Volví a temblar. Mis temblores se debían tanto a la fatiga como a todo lo demás. De todas maneras, lo cierto era que llevaba los zapatos y los pantalones mojados.
–¿Te parece que encendamos una hoguera?
–Sí –contesté.
–No, sería muy difícil, aquí todo está húmedo –dijo Wardley tras meditar el asunto.
–Es verdad.
–Y el humo me molesta.
–Sí.
–Lo siento mucho –dijo.
Mis manos jugueteaban con la arena. De repente, Wardley disparó un tiro. Así: ¡plop! La bala se hundió en la arena a pocos centímetros de mi zapato.
–¿Por qué lo has hecho? –le pregunté.
–No intentes cegarme con un puñado de arena.
–Eres buen tirador.
–He practicado.
–He podido comprobarlo.
–Me costó llegar a serlo. Todo lo que requiere cierta gracia me cuesta. ¿No te parece una injusticia?
–Quizá.
–Lo es hasta el punto de sentir deseos de entregar tu alma al Diablo.

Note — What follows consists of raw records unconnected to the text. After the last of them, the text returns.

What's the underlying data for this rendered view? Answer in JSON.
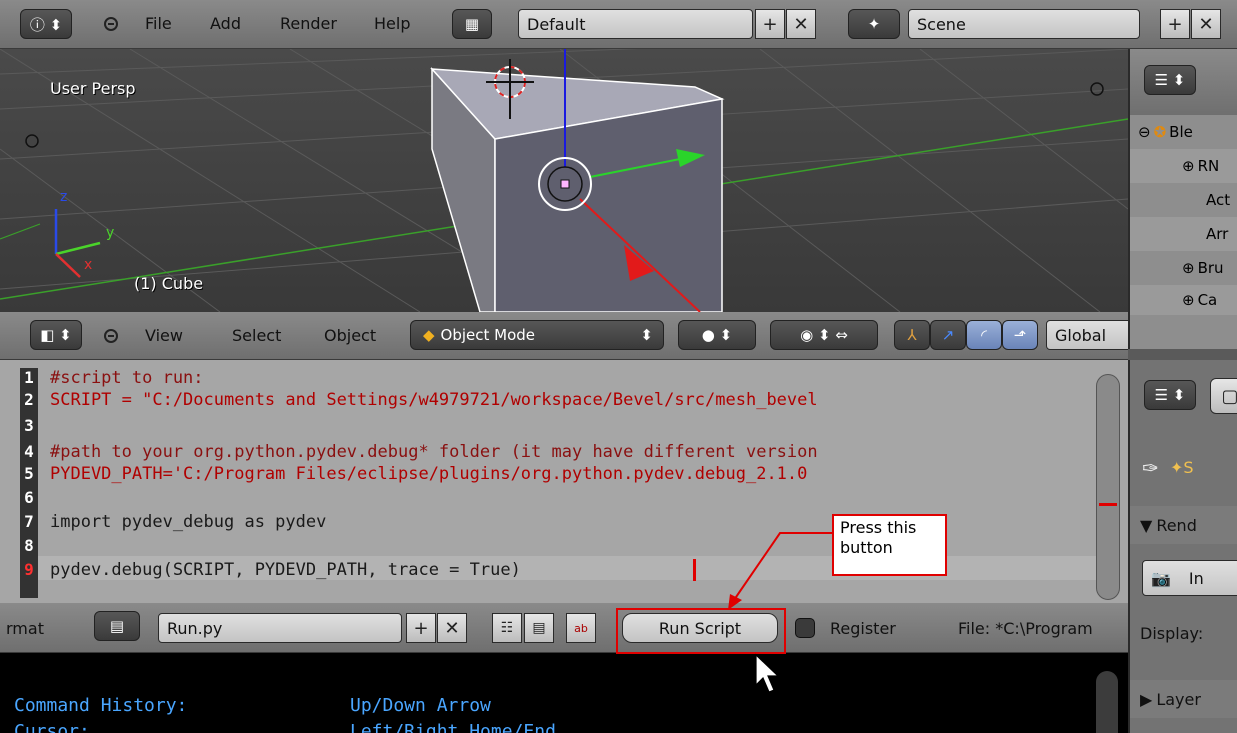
{
  "top_header": {
    "menu": [
      "File",
      "Add",
      "Render",
      "Help"
    ],
    "layout_field": "Default",
    "scene_field": "Scene"
  },
  "viewport": {
    "view_label": "User Persp",
    "object_label": "(1) Cube",
    "axes": {
      "x": "x",
      "y": "y",
      "z": "z"
    }
  },
  "viewport_header": {
    "menu": [
      "View",
      "Select",
      "Object"
    ],
    "mode": "Object Mode",
    "orientation": "Global"
  },
  "outliner": {
    "rows": [
      "Ble",
      "RN",
      "Act",
      "Arr",
      "Bru",
      "Ca"
    ]
  },
  "editor": {
    "line_numbers": [
      "1",
      "2",
      "3",
      "4",
      "5",
      "6",
      "7",
      "8",
      "9"
    ],
    "lines": [
      {
        "text": "#script to run:"
      },
      {
        "text": "SCRIPT = \"C:/Documents and Settings/w4979721/workspace/Bevel/src/mesh_bevel"
      },
      {
        "text": ""
      },
      {
        "text": "#path to your org.python.pydev.debug* folder (it may have different version"
      },
      {
        "text": "PYDEVD_PATH='C:/Program Files/eclipse/plugins/org.python.pydev.debug_2.1.0"
      },
      {
        "text": ""
      },
      {
        "text": "import pydev_debug as pydev"
      },
      {
        "text": ""
      },
      {
        "text": "pydev.debug(SCRIPT, PYDEVD_PATH, trace = True)"
      }
    ]
  },
  "editor_header": {
    "left_text": "rmat",
    "file_name": "Run.py",
    "run_button": "Run Script",
    "register_label": "Register",
    "file_path": "File: *C:\\Program"
  },
  "console": {
    "line1_key": "Command History:",
    "line1_val": "Up/Down Arrow",
    "line2_key": "Cursor:",
    "line2_val": "Left/Right Home/End"
  },
  "properties": {
    "section_render": "Rend",
    "render_button": "In",
    "display_label": "Display:",
    "section_layers": "Layer"
  },
  "annotation": {
    "text": "Press this button"
  },
  "colors": {
    "accent_red": "#e00000",
    "console_text": "#4aa6ff",
    "code_string": "#b00000",
    "code_keyword": "#a0008a",
    "code_true": "#1a1aff"
  }
}
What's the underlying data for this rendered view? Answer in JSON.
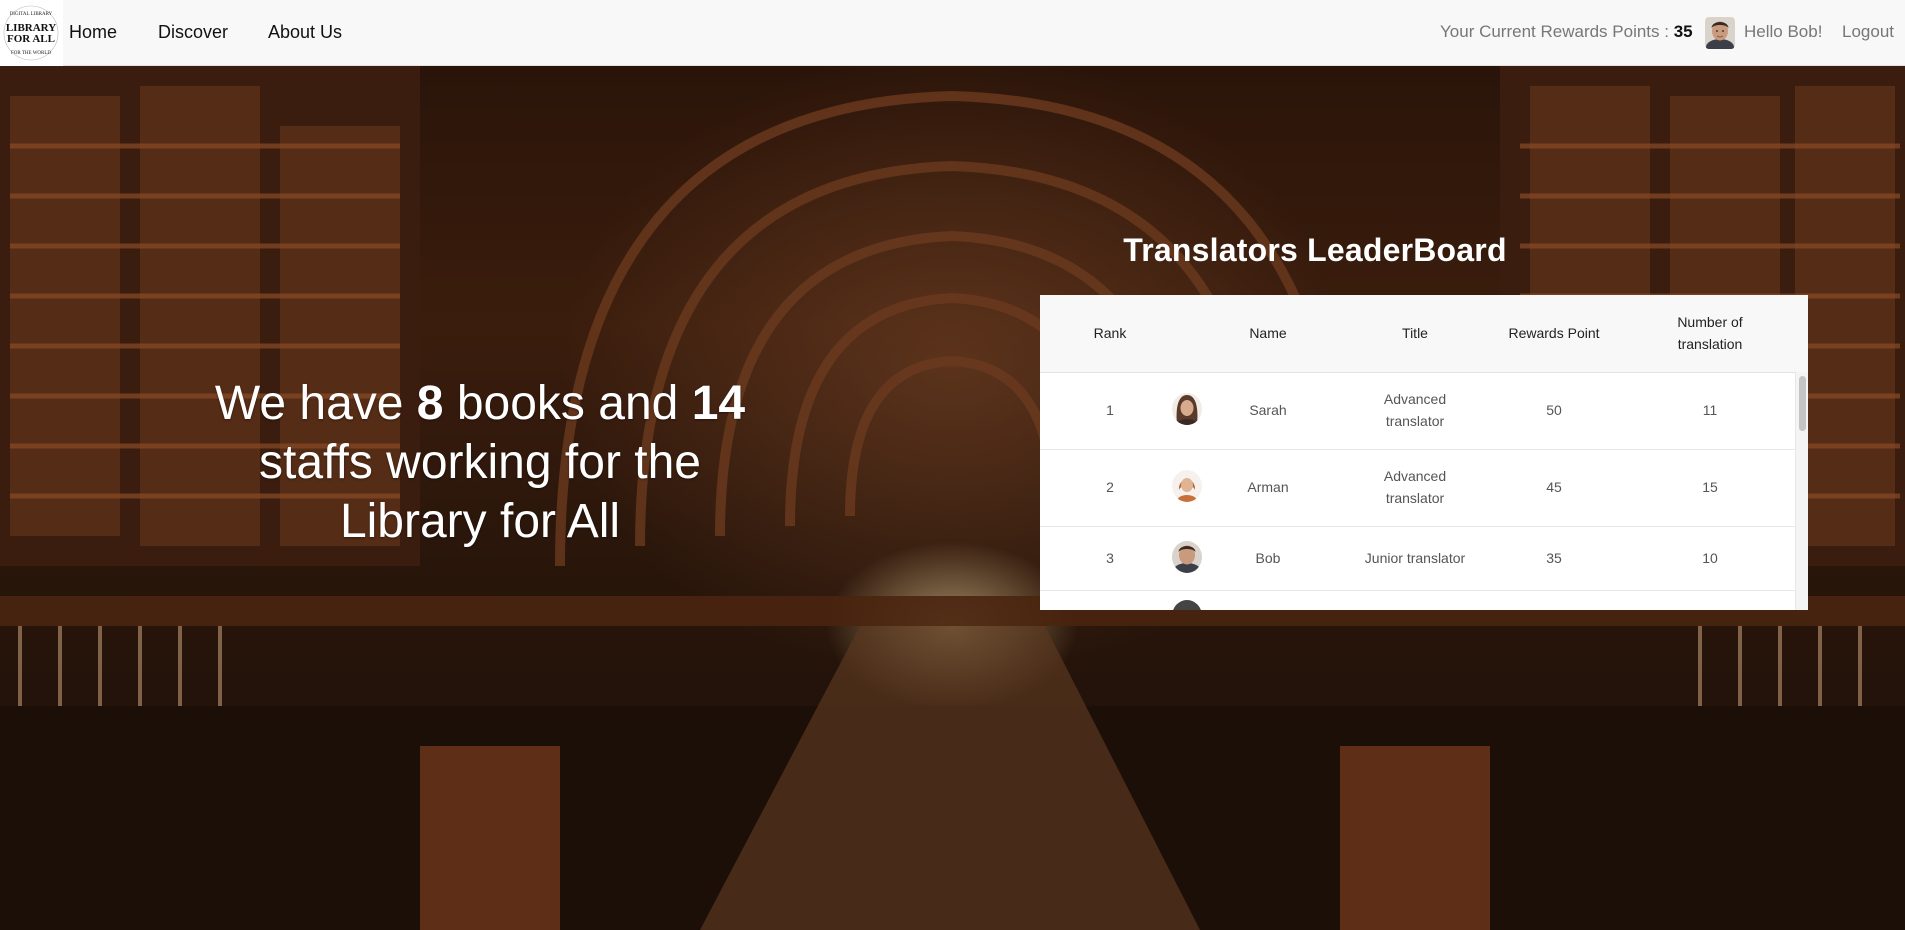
{
  "nav": {
    "logo_text_top": "DIGITAL LIBRARY",
    "logo_text_main_1": "LIBRARY",
    "logo_text_main_2": "FOR ALL",
    "logo_text_bottom": "FOR THE WORLD",
    "links": [
      "Home",
      "Discover",
      "About Us"
    ],
    "points_label": "Your Current Rewards Points : ",
    "points_value": "35",
    "greeting": "Hello Bob!",
    "logout": "Logout"
  },
  "hero": {
    "line_prefix": "We have ",
    "books_count": "8",
    "line_mid": " books and ",
    "staff_count": "14",
    "line_suffix": " staffs working for the Library for All"
  },
  "leaderboard": {
    "title": "Translators LeaderBoard",
    "headers": {
      "rank": "Rank",
      "name": "Name",
      "title": "Title",
      "points": "Rewards Point",
      "translations_1": "Number of",
      "translations_2": "translation"
    },
    "rows": [
      {
        "rank": "1",
        "name": "Sarah",
        "title_1": "Advanced",
        "title_2": "translator",
        "points": "50",
        "translations": "11"
      },
      {
        "rank": "2",
        "name": "Arman",
        "title_1": "Advanced",
        "title_2": "translator",
        "points": "45",
        "translations": "15"
      },
      {
        "rank": "3",
        "name": "Bob",
        "title_1": "Junior translator",
        "title_2": "",
        "points": "35",
        "translations": "10"
      }
    ]
  },
  "colors": {
    "navbar_bg": "#f8f8f8",
    "hero_text": "#ffffff",
    "table_bg": "#ffffff"
  },
  "icons": [
    "library-logo",
    "user-avatar-icon"
  ]
}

Guardamos silencio. Me esforcé en dominar mi temblor. Tenía la impresión de que mi tembleque podía irritar a Wardley. Y si le irritaba, ¿qué haría?
–No me lo has contado todo –le dije–. ¿Qué hiciste cuan Jessica te llamó?
–Procuré tranquilizarla, pero la verdad era que tampoco yo estaba muy tranquilo. ¡Lonnie había muerto! Le dije a Jessica que esperase en el automóvil, y que iría en su busca. Mientras se peleaban, estuvieron con el coche parado, en Race Point, mirando las olas.